「ヨガを始めたら肩こりや腰痛が良くなると思っていました。」
そんな声を聞くことがあります。
もちろん、ヨガには体を整える力があります。
実際に、痛みが軽減したり、姿勢が改善したりする方もたくさんいらっしゃいます。
でも一方で、
「ヨガを続けているのに肩が痛い。」
「腰痛がなかなか変わらない。」
という方がいるのも事実です。
実は私自身が、その一人でした。
以前、肩の痛みがひどく、パソコン作業もつらい時期がありました。
ヨガをしているのだから、そのうち良くなるだろう。
そう思って続けていましたが、思うように改善しませんでした。
そこで気づいたことがあります。
それは、
痛みは筋肉が硬いだけが原因ではない
ということでした。
日常生活の中で、
・どんな姿勢で立っているのか
・どこから動き始めているのか
・関節は本来の位置で動いているのか
・一部分の筋肉だけを偏って使っていないか
そんな「体の使い方のクセ」が、痛みにつながっていることが少なくありません。
もし、そのクセが残ったままヨガをすると、
一生懸命ポーズをしていても、同じ場所に負担をかけ続けてしまうことがあります。
だから私は1年ほど前から、レッスンの内容を大きく見直しました。
ポーズをとることではなく、日常で痛みのない身体へ整えることです。
まずは
・立ち方
・つま先の向き
・関節の位置
・体全体のつながり
を整えることを大切にするようになりました。
すると、生徒さんから少しずつ嬉しい変化を聞くようになりました。
「O脚が改善してきました。」
「膝の痛みが軽くなって、また登山に行けるようになりました。」
「そういえば、お尻ともも裏の痛みが気にならなくなっています。
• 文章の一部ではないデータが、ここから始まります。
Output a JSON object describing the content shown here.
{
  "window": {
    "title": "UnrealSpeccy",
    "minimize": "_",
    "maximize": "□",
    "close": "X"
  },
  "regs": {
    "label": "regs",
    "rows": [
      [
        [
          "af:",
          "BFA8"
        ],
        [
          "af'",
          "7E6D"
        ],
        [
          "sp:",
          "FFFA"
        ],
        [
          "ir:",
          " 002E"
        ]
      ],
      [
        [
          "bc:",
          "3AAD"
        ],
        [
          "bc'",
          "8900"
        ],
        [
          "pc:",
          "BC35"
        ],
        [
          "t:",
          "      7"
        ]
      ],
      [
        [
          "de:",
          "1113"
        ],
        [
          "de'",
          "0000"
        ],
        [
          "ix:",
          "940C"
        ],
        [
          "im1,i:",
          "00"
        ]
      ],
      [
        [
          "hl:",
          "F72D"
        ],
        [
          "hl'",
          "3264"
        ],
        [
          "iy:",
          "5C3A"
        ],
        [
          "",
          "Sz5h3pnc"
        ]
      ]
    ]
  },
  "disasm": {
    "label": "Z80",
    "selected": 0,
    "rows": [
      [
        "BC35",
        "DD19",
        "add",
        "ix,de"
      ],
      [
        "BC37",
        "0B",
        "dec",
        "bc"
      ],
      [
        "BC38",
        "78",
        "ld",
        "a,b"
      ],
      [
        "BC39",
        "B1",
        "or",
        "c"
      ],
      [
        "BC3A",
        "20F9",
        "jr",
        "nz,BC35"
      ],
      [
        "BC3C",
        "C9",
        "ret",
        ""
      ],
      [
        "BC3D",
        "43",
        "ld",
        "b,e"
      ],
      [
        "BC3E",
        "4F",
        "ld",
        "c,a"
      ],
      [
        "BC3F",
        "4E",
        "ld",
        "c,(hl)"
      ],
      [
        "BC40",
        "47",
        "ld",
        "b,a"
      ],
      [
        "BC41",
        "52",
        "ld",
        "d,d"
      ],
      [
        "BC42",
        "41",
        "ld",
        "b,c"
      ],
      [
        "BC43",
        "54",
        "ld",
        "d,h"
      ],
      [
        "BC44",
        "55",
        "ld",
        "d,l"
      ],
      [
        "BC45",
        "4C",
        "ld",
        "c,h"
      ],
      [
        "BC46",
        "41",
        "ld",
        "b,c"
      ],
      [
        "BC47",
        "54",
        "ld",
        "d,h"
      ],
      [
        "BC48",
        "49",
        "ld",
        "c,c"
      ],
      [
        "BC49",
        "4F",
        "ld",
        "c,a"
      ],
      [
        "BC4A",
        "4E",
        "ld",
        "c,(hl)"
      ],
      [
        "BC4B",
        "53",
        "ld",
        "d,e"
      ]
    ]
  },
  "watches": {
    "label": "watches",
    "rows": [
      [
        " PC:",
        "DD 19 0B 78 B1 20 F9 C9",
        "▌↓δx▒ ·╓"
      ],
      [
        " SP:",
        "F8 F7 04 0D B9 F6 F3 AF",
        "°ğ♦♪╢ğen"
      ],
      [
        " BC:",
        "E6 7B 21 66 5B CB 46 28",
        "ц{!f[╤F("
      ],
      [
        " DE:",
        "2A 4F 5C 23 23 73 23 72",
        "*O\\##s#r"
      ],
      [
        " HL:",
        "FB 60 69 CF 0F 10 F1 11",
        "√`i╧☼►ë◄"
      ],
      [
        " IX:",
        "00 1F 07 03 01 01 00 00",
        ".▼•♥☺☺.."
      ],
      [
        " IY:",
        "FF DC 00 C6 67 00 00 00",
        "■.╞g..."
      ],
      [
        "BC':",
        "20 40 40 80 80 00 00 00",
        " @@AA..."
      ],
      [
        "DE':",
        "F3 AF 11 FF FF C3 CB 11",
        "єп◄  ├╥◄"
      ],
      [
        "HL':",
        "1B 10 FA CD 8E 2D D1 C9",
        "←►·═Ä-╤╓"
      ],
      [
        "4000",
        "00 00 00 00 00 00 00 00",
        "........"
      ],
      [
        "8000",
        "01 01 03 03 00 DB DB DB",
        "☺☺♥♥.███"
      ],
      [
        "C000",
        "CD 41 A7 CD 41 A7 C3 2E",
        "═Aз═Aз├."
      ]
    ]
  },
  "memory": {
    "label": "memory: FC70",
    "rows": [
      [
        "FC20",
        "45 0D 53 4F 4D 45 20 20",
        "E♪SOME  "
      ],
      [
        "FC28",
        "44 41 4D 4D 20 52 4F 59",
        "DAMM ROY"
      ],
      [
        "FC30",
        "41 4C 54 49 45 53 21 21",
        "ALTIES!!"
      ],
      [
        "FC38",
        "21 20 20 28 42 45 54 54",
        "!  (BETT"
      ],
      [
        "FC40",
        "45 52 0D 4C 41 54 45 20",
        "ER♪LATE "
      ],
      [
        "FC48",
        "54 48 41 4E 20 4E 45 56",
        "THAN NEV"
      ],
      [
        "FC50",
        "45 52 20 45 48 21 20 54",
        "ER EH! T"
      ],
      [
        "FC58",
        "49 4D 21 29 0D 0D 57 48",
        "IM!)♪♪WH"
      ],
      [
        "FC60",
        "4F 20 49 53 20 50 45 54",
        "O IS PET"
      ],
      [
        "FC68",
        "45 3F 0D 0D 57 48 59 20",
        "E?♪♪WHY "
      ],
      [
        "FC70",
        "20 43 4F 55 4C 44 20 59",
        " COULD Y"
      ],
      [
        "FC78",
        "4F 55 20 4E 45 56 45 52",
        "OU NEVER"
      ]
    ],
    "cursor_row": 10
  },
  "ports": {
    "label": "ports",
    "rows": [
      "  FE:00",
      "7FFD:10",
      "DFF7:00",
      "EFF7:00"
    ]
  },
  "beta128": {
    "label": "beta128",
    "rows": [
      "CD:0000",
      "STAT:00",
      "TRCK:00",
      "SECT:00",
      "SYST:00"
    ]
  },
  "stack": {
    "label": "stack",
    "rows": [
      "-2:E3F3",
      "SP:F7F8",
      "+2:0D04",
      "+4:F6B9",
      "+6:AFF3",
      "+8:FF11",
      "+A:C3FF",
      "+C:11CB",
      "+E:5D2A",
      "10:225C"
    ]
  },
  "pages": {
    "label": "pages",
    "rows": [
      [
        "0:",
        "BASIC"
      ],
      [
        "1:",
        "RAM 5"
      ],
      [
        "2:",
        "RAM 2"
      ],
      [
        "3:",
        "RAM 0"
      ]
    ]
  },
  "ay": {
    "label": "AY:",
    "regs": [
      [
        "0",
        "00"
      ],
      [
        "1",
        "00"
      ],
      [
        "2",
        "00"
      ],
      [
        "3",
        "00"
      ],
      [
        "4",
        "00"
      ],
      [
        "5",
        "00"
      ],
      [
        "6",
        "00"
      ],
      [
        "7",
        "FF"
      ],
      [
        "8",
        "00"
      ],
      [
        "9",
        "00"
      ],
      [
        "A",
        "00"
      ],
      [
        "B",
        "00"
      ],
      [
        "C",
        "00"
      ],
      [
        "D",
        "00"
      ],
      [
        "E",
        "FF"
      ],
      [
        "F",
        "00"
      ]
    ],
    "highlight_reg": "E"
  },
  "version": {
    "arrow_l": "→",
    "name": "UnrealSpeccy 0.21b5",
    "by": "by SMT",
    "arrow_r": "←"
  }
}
」
どれも共通しているのは、
痛みを我慢して頑張った結果ではない
ということです。
体の使い方が変わり、
レッスンだけでなく日常でも少し意識を続けた結果、
少しずつ体が変わっていったのです。
私は、ヨガは難しいポーズができるようになるためのものではないと思っています。
目指したいのは、
「これからも好きなことを楽しめる身体」
そのためには、ポーズの形だけではなく、体が本来持っている動きを取り戻すことも大切です。
体は年齢だけで決まるものではありません。
毎日の体の使い方が変わると、体は少しずつ応えてくれます。
だから私は今日も、ポーズを教えるだけではなく、一人ひとりの体に合わせた「動き」を大切にしながらレッスンをしています。